For a non-negative real series $(a_n)_{n \in \mathbb{N}}$, the tests give two (possibly undefined) numbers: let’s call them $L_\textit{root} := \lim_n (a_n)^{\frac{1}{n}}$, and $L_\textit{ratio} := \lim_n \frac{a_{n+1}}{a_n}$.
From Lemma 3 of these notes by Pete L. Clark, it follows that if $L_{\textit{ratio}}$ is defined, then $L_\textit{root}$ is also defined, and they are equal.
This is reasonably intuitive, with a bit of thought: suppose that for $n>N$, the ratio of consecutive terms $\frac{a_{n+1}}{a_n}$ is always close to $L$. Then (still for n>N), consider $a_n$ as produced by multiplying $a_N$ by all the later consecutive ratios; so it’s close to $L^{n-N} a_N$, and its $n$th root is close to $(L^{n-N} a_N)^{\frac{1}{n}} = L (\frac{a_N}{L^N})^\frac{1}{n}$. The second factor here, being the $n$th root of a constant, goes to $1$ as $n$ grows; so for sufficiently large $n$, $(a_n)^\frac{1}{n}$ will be close to $L$. (Exercise: make this argument precise — replace each “…close to…” by appropriate specific bounds.)
On the other hand, the converse doesn’t generally hold. $L_\textit{root}$ may be defined even if $L_\textit{ratio}$ is not.

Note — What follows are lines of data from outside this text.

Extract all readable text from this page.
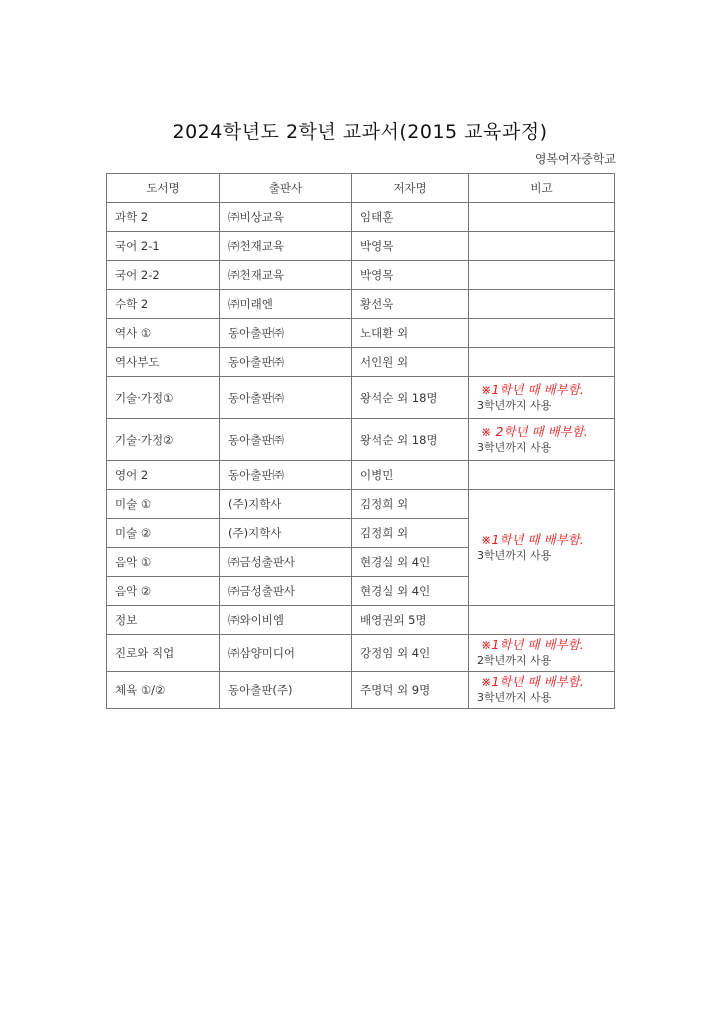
2024학년도 2학년 교과서(2015 교육과정)
영복여자중학교
도서명	출판사	저자명	비고
과학 2	㈜비상교육	임태훈	
국어 2-1	㈜천재교육	박영목	
국어 2-2	㈜천재교육	박영목	
수학 2	㈜미래엔	황선욱	
역사 ①	동아출판㈜	노대환 외	
역사부도	동아출판㈜	서인원 외	
기술·가정①	동아출판㈜	왕석순 외 18명	※1학년 때 배부함.
3학년까지 사용

기술·가정②	동아출판㈜	왕석순 외 18명	※ 2학년 때 배부함.
3학년까지 사용

영어 2	동아출판㈜	이병민	
미술 ①	(주)지학사	김정희 외	※1학년 때 배부함.
3학년까지 사용

미술 ②	(주)지학사	김정희 외	
음악 ①	㈜금성출판사	현경실 외 4인	
음악 ②	㈜금성출판사	현경실 외 4인	
정보	㈜와이비엠	배영권외 5명	
진로와 직업	㈜삼양미디어	강정임 외 4인	※1학년 때 배부함.
2학년까지 사용

체육 ①/②	동아출판(주)	주명덕 외 9명	※1학년 때 배부함.
3학년까지 사용
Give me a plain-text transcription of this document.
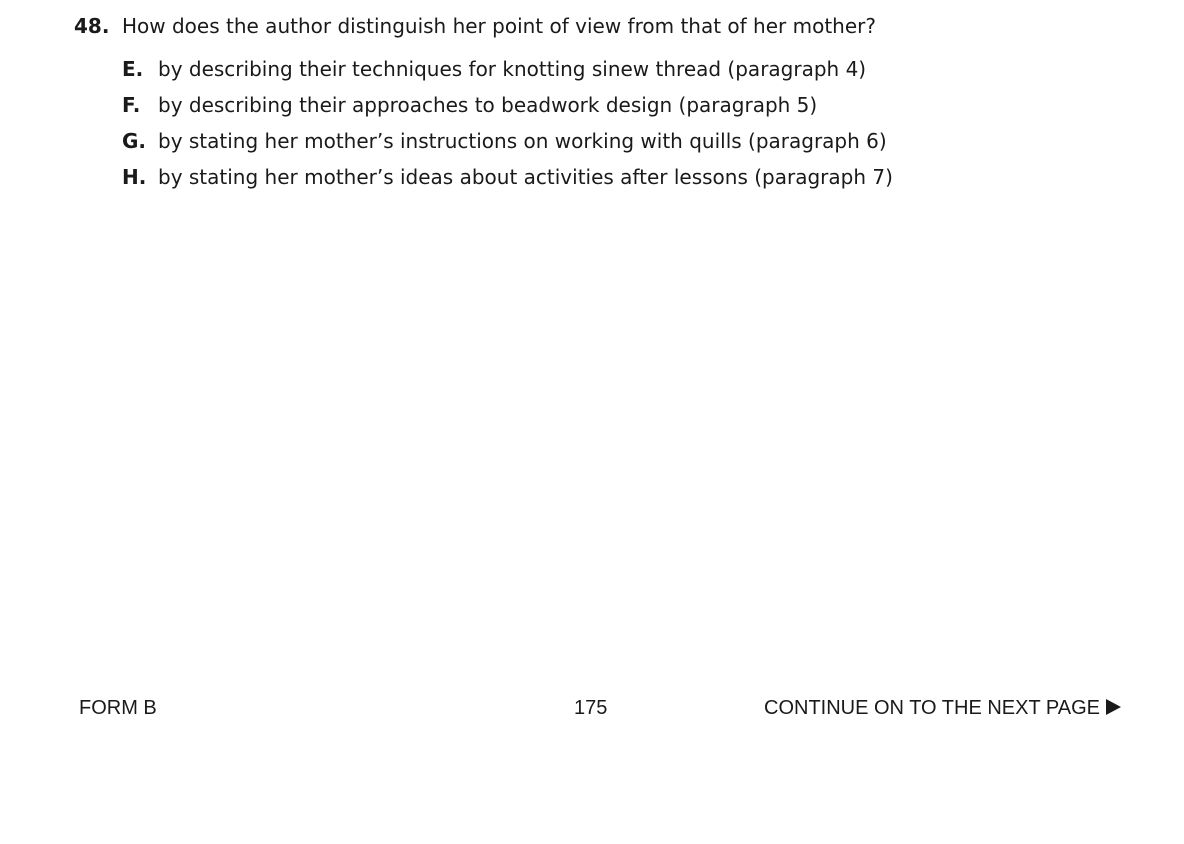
48. How does the author distinguish her point of view from that of her mother?
E. by describing their techniques for knotting sinew thread (paragraph 4)
F. by describing their approaches to beadwork design (paragraph 5)
G. by stating her mother’s instructions on working with quills (paragraph 6)
H. by stating her mother’s ideas about activities after lessons (paragraph 7)
FORM B	175	CONTINUE ON TO THE NEXT PAGE
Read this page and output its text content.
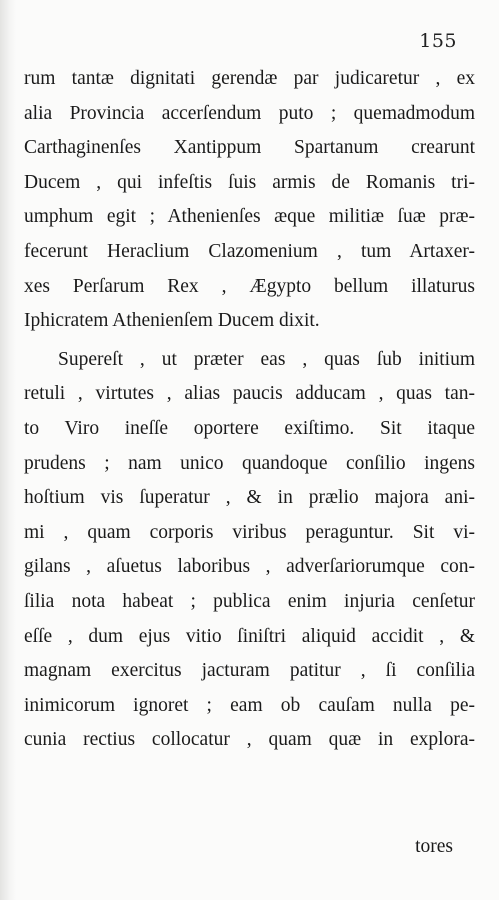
155
rum tantæ dignitati gerendæ par judicaretur , ex
alia Provincia accerſendum puto ; quemadmodum
Carthaginenſes Xantippum Spartanum crearunt
Ducem , qui infeſtis ſuis armis de Romanis tri-
umphum egit ; Athenienſes æque militiæ ſuæ præ-
fecerunt Heraclium Clazomenium , tum Artaxer-
xes Perſarum Rex , Ægypto bellum illaturus
Iphicratem Athenienſem Ducem dixit.
Supereſt , ut præter eas , quas ſub initium
retuli , virtutes , alias paucis adducam , quas tan-
to Viro ineſſe oportere exiſtimo. Sit itaque
prudens ; nam unico quandoque conſilio ingens
hoſtium vis ſuperatur , & in prælio majora ani-
mi , quam corporis viribus peraguntur. Sit vi-
gilans , aſuetus laboribus , adverſariorumque con-
ſilia nota habeat ; publica enim injuria cenſetur
eſſe , dum ejus vitio ſiniſtri aliquid accidit , &
magnam exercitus jacturam patitur , ſi conſilia
inimicorum ignoret ; eam ob cauſam nulla pe-
cunia rectius collocatur , quam quæ in explora-
tores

For example, set $a_n = 2^n$ when $n$ is even, $a_n = 2^{n-1}$ when $n$ is odd. Then the ratio of consecutive terms alternates between 1 and 4, so $L_\textit{ratio}$ is undefined; but the sequence is close enough to $2^n$ that the root converges, with $L_\textit{root} = 2$.
(Thanks to @David Mitra’s comment for the reference to the linked notes.)